Abstract

Energy storage systems can be employed for benefiting from price arbitrage, smoothing the imbalance in the power systems for higher integration of intermittent renewable energy, and power quality services. The economic implications of electric energy storage systems should be analyzed based on the characteristics of each electricity market. To this end, in this study, costs and potential benefits of electricity storage in the Nordic power market are examined for the case of Finland, based on the historical prices in 2009-2013. We examine different electrical energy storage systems including pumped hydro, compressed air, NaS, lead acid, and vanadium-redox flow batteries. An algorithm is presented to determine the optimal life cycles of batteries to make the highest benefit to cost ratio. The optimal size of each electricity storage system is also analyzed for each operating market (day-ahead and balancing market).
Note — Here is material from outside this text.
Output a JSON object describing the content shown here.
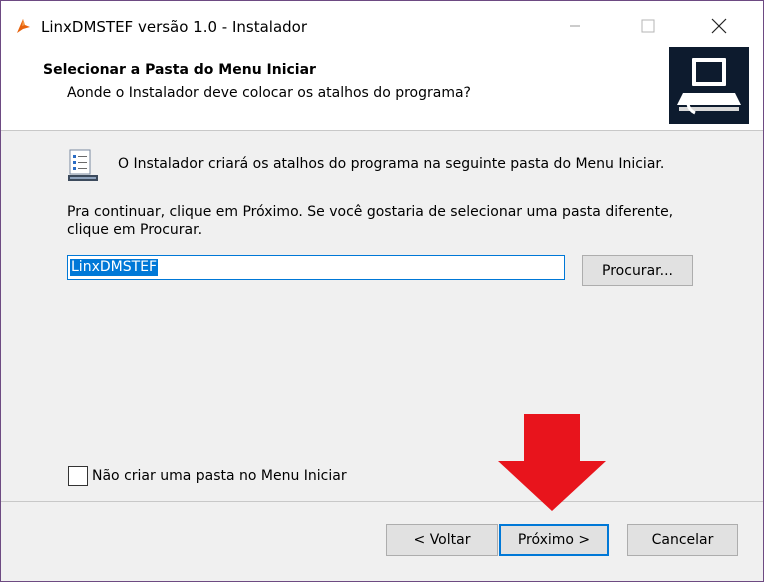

While no storage system is purely profitable in intraday price arbitrage, the results show that pumped hydro has the highest annual benefit-to-cost ratio, up to 25 % in day-ahead (Elspot) and 75% in balancing market. The levelized cost of power generation for pumped hydro is 32-46 €/MWh plus the cost of charging electricity for the Finnish power market. Other possible benefits for electricity storage are examined, including frequency-controlled normal and disturbance reserve. The results demonstrate that none of the batteries are profitable even with the aggregation of revenues from ancillary services, under current market conditions.